Well, actually...I do understand why. By desexualizing sexy, we're also desensitizing ourselves to "sexy". Think about it: it is why a toddler dancing along to LMFO's "I'm Sexy and I Know It" has 622,000+ views on You Tube, and most of the comments consist of things like 'so cute!' and 'every day he's shufflin!'. It's why when we hear a kid singing "Heeeeyyyyy sexy lady", our first reaction generally isn't to cringe, but to start doing the ridiculous Psy pony dance.

I think it's obvious that kids aren't sexy. And if someone were audacious enough to say that they thought they were, child services would probably become involved immediately. But yet, I can't tell you the frequency with which I see toddlers and their parents singing along to "I'm sexy and I know it" at a stoplight. I don't generally like to point fingers at other parents and shame their decisions as a parent, but seriously, can we stop this friends? If we don't want others to describe our toddlers and young children as "sexy", can we please stop allowing them to describe themselves that way? Can we please stop using the word "sexy" as if it were interchangeable for "fun" or "excellent" or "beautiful"? Because it's not.

The word "sexy" has value. The word "sexy" has a place. This just isn't it.


  1. I'm with you on this one. I literally cringe whenever I see kids singing that sexy and I know it song. Luckily, my kids DON'T know that song, because that's not the type of music I listen to. They do know a few foul mouthed lines from the Killers, which drives my husband insane, but to me, while not any better, it's COMPLETELY different than my two year old shaking her behind and saying she's sexy and she knows it. And Lordy be, remember that video of the dance competition with the little girls doing that put a ring on it song? Again, not my type of music, so I didn't even know the song, but the WAY they were dancing was just too much for me. The thought that kept running through my mind was "THIS is where creepos from SVU go to select their next victims." Not a good feeling.

  2. I'm with you on this one. Last year, one of my (Kindergarten) students was singing, "Sexy and I Know It", and teaching it to all of her friends. My standard course of action when I hear a child say a "bad" word (after I get over the initial shock that they know that word), is to ask them, "Do you know what that word means?" Generally they don't, so I explain that when we don't know what a word means, we probably shouldn't use it because we don't know if it's a bad word or not. When I asked this girl, however, she said, "Yes! Sexy means you're pretty!" That pretty much broke my heart.

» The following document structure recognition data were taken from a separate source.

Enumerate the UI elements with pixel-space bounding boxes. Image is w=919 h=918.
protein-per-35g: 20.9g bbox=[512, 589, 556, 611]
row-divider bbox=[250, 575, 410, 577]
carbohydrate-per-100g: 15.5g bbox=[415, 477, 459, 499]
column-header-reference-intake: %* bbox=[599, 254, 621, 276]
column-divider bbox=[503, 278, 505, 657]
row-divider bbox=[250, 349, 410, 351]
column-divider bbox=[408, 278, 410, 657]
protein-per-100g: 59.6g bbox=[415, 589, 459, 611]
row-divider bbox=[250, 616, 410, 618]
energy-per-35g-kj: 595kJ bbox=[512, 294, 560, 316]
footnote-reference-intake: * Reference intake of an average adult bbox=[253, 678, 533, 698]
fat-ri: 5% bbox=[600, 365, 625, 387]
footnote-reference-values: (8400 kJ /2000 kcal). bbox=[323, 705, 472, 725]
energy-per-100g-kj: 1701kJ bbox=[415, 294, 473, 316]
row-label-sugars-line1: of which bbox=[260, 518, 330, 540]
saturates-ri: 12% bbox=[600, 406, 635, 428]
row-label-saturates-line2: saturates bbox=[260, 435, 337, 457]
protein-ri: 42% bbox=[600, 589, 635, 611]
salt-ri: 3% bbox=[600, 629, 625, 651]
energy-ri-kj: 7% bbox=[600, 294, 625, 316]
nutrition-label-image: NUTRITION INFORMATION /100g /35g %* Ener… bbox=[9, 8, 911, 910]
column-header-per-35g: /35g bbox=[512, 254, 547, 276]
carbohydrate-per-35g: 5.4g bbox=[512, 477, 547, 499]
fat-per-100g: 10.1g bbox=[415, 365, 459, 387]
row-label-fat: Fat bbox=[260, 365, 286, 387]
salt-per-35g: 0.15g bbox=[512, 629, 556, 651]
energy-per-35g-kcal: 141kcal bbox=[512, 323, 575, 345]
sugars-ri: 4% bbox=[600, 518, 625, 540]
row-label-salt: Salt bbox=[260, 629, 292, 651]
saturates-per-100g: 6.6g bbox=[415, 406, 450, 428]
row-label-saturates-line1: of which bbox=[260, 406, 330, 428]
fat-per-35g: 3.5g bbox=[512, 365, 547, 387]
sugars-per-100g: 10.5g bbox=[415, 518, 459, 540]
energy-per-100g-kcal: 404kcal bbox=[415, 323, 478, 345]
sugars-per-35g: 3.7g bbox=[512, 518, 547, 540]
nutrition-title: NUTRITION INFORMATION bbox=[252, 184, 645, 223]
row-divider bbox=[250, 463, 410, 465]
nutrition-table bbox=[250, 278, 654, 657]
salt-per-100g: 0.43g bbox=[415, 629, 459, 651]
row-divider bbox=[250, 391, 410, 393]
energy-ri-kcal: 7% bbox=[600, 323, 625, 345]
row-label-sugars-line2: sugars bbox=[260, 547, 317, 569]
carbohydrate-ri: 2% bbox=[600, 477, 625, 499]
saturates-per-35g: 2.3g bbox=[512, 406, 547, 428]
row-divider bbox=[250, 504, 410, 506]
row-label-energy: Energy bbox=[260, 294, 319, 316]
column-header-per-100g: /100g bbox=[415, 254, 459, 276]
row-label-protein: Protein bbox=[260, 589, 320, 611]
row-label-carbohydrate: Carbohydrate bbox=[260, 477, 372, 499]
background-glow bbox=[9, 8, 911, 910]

  3. I've had to deal with this too from C trying to sing songs with sexy in it. So many kids use the word, it's out of context everywhere as you pointed out, so she's exposed to it constantly despite me trying to filter that and other words out of her environment. What works for us is to concede maybe words like sexy aren't bad word, but they ARE grown-up words and if she hears kids say it or hears music with it it's not okay for her to say it too. She understood and while it's not a perfect system (psy is still in her vernacular), it's an easier message for her to accept than a blanket no in the bad word category, especially given its overexposed prevalence in our culture.